期刊名称:International Journal of Advanced Computer Science and Applications(IJACSA)
印刷版ISSN:2158-107X
电子版ISSN:2156-5570
出版年度:2019
卷号:10
期号:11
页码:614-623
出版社:Science and Information Society (SAI)
摘要:Sparse Matrix operations are frequently used operations
in scientific, engineering and high-performance computing
(HPC) applications. Among them, sparse matrix-vector
multiplication (SpMV) is a popular kernel and considered an
important numerical method for science, engineering and in
scientific computing. However, SpMV is a computationally expensive
operation. To obtain better performance, SpMV depends on
certain factors; choosing the right storage format for the sparse
matrix is one of them. Other things like data access pattern,
the sparsity of the matrix data set, load balancing, sharing of the
memory hierarchy, etc. are other factors that affect performance.

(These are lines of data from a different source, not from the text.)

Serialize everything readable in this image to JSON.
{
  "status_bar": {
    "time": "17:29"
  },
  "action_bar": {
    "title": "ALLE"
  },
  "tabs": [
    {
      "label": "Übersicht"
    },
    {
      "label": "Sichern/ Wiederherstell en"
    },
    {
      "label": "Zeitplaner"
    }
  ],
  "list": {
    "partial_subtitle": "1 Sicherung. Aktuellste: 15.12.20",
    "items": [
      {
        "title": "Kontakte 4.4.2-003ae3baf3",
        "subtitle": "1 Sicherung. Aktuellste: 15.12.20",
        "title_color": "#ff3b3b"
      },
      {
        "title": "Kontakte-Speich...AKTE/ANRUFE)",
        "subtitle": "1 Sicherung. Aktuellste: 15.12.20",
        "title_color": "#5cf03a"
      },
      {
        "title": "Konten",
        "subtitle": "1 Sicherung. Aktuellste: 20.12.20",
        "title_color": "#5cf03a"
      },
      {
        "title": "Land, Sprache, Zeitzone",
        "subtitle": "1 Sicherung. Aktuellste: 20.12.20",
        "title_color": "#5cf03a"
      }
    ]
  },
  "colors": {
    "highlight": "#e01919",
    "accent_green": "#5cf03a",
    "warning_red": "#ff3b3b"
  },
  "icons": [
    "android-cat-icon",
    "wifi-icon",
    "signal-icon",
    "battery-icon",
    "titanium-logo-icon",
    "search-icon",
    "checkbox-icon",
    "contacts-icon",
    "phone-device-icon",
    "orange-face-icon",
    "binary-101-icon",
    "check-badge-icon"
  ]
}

Metadata, that describes the substructure of the sparse matrix,
like shape, density, sparsity, etc. of the sparse matrix also affects
performance efficiency for any sparse matrix operation. Various
approaches presented in literature over the last few decades given
good results for certain types of matrix structures and don’t
perform as well with others. Developers thus are faced with
a difficulty in choosing the most appropriate format. In this
research, an approach is presented that evaluates metadata of
a given sparse matrix and suggest to the developers the most
suitable storage format to use for SpMV.